Patient Safety and Recruitment Considerations

Patient safety is an important consideration when applying brain stimulation. The noninvasive nature of tDCS, which employs extracephalic electrodes, provides a margin of safety. Currents delivered to the scalp are low, ranging from 1 to 2 mA, and since they are delivered via large electrodes (25 to 35 cm2) in saline-soaked sponges, they are not perceived as uncomfortable. Some patients with SCI, however, present with contraindications to brain stimulation procedures. Contraindications may include history of seizures and/or use of medications that may affect a patient’s threshold for seizures.

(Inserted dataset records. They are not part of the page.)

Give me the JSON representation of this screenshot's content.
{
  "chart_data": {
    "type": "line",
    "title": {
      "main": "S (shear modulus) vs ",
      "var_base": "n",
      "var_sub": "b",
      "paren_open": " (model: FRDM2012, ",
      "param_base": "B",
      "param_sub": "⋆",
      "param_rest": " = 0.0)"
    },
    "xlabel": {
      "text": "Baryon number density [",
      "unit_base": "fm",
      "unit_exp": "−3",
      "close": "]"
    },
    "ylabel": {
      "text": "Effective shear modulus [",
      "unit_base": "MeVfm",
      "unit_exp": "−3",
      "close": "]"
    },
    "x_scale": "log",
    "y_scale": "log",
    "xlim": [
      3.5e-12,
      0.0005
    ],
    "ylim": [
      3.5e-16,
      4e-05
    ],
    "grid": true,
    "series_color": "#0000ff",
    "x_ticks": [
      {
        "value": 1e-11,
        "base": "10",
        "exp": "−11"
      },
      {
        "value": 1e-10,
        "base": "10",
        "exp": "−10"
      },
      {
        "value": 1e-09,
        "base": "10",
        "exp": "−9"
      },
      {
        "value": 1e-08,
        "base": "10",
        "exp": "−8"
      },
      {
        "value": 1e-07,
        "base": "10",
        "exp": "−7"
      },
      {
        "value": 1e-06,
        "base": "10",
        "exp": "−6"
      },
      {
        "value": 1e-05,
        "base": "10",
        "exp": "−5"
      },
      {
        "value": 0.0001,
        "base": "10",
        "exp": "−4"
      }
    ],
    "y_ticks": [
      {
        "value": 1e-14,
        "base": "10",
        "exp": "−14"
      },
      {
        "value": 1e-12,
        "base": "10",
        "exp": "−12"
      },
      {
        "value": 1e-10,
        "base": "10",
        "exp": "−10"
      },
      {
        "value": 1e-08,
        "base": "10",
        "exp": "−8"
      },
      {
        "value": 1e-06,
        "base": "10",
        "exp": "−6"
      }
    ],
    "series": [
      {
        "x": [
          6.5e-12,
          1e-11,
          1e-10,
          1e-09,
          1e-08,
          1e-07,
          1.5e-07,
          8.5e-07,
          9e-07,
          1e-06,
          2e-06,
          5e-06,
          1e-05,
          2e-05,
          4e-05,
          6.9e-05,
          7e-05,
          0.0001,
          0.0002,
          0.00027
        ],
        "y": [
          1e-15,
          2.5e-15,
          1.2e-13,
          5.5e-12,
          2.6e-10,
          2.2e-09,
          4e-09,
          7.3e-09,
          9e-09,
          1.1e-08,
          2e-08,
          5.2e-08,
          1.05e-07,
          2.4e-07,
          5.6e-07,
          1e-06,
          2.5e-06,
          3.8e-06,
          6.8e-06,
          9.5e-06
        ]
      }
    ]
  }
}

Recruiting medically stable patients who are able to travel to Cleveland Clinic to receive intensive rehabilitation and brain stimulation can be challenging. Our recruitment efforts are strongly supplemented by Cleveland Clinic’s Knowledge Program, a health information data collection system that includes information obtained from patients via electronic questionnaires as well as clinical data extracted from Cleveland Clinic’s electronic medical record.

The Knowledge Program logs each neurological outpatient visit, providing valuable long-term and follow-up information and aiding study recruitment. We also have been able to develop pools of candidates using other electronic databases, patient support groups, national foundations and organizations such as Paralyzed Veterans of America and the United Spinal Association.

In sum, with the use of low-cost modalities such as noninvasive brain stimulation and resource-effective strategies such as rehabilitation, we aim to mitigate the economic burden of SCI. Since we target one of the most viable and plastic substrates in patient recovery ‒ motor cortices of the brain ‒ we believe we will be able to harness the potential of incomplete injuries to the spinal cord to maximize improvements to patients’ quality of life.

Dr. Plow is an assistant staff member in Cleveland Clinic Lerner Research Institute’s Department of Biomedical Engineering. Dr. Potter-Baker, a postdoctoral fellow at Lerner Research Institute, and Mr. Chabra, a medical student, are working on the tDCS clinical trial.